At least for the immediate future, Apple will remain reliant on the iPhone. Case in point: If Apple sells 30 million units of a new wearable device in the first 12 months, it will generate about $9 billion in revenue, according to Morgan Stanley. That’s equivalent to about 5 percent of Apple’s $171 billion in sales last year.
China also continues to be a major focus for Apple. Over the past quarter, the company said iPad sales jumped 51 percent in the world’s most populous country, while iPhone sales rose 48 percent, boosted by a partnership to sell the handset through wireless carrier China Mobile Ltd. Mac sales also increased 39 percent in China, Cook said.
“China, honestly, was surprising to us,” Cook said yesterday on the conference call. “We thought it would be strong, but it went well past what we thought.”
Along with China, sales in Brazil, India and Russia also have been strong.

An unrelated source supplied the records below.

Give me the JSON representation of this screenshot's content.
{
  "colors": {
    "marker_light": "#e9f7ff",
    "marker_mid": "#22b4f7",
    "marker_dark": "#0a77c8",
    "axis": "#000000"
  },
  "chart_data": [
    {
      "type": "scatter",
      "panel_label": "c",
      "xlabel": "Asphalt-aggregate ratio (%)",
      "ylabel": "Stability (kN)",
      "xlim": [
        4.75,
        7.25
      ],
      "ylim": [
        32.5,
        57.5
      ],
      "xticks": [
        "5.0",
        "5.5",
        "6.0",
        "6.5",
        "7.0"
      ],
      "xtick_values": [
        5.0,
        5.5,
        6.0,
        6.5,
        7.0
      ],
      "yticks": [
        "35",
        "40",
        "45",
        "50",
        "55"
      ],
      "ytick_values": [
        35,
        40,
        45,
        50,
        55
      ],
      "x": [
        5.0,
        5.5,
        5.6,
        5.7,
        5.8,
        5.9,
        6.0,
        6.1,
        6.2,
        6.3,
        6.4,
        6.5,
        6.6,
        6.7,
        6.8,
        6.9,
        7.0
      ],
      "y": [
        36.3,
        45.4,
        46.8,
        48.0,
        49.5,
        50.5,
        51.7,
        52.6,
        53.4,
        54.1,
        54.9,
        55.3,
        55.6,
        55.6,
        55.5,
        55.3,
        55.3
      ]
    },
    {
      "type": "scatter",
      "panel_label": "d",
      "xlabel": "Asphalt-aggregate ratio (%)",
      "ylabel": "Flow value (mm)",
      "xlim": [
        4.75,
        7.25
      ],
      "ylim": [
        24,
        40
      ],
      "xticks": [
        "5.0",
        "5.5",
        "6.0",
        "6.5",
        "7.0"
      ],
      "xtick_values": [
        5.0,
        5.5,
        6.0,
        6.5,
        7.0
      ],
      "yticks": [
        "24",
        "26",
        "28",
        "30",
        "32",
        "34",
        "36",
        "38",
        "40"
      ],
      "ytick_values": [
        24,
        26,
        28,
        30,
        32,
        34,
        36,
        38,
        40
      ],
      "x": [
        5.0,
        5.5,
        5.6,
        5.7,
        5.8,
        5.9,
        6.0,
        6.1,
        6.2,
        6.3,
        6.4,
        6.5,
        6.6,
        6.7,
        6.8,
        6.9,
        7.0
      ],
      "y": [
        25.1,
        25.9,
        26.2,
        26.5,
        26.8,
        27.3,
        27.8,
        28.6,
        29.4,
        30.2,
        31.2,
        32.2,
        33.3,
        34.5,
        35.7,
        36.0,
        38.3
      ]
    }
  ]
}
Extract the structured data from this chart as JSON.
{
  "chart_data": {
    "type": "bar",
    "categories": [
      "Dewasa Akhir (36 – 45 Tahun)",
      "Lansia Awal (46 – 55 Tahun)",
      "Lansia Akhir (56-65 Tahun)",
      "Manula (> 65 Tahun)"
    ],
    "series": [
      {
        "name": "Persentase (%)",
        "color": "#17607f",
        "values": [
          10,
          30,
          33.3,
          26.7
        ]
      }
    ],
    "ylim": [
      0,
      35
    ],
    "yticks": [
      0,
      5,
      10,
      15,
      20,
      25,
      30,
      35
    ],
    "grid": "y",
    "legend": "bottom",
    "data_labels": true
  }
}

IPhone sales in those countries increased a total of 55 percent last quarter.
Apple also is working to sell more iPhones and iPads to companies to give to employees. Apple this month struck a partnership with International Business Machines Corp. to sell the iPhone and iPad to big companies and create business-specific applications. Getting Apple a larger footprint within businesses is an “enormous opportunity,” Cook said on the call.
More sales to enterprises like IBM’s customers in health care, banking and travel could help reignite growth for iPad sales, Cook said.
“There’s a substantial upside in business and this was one of the thinkings behind the partnership with IBM that we announced last week,” Cook said.
The rise in Apple’s stock shows the company continuing to benefit from people moving more of their digital lives onto mobile devices. By contrast, Microsoft Corp. last week announced plans to cut 18,000 jobs as it struggles to make the transition to the mobile-centric technology market.
Cook said on a conference call that Apple continues to look for acquisitions. The company has purchased 29 companies since the start of fiscal year 2013, and made five deals last quarter, he said.
After facing criticism from activist investors such as Carl Icahn to return more money to shareholders, Apple also continued to boost its dividend. The company said it would give a dividend of 47 cents a share that will be payable on Aug. 14 to shareholders of record as of Aug. 11. Through dividends and buybacks, Apple has now paid out $74 billion as part of a $130 billion capital return program that’s authorized for another six quarters.
Apple had $164.5 billion in cash and investments at the end of last quarter, with all but $27 billion held outside the U.S. International sales accounted for 59 percent of the company’s revenue last quarter.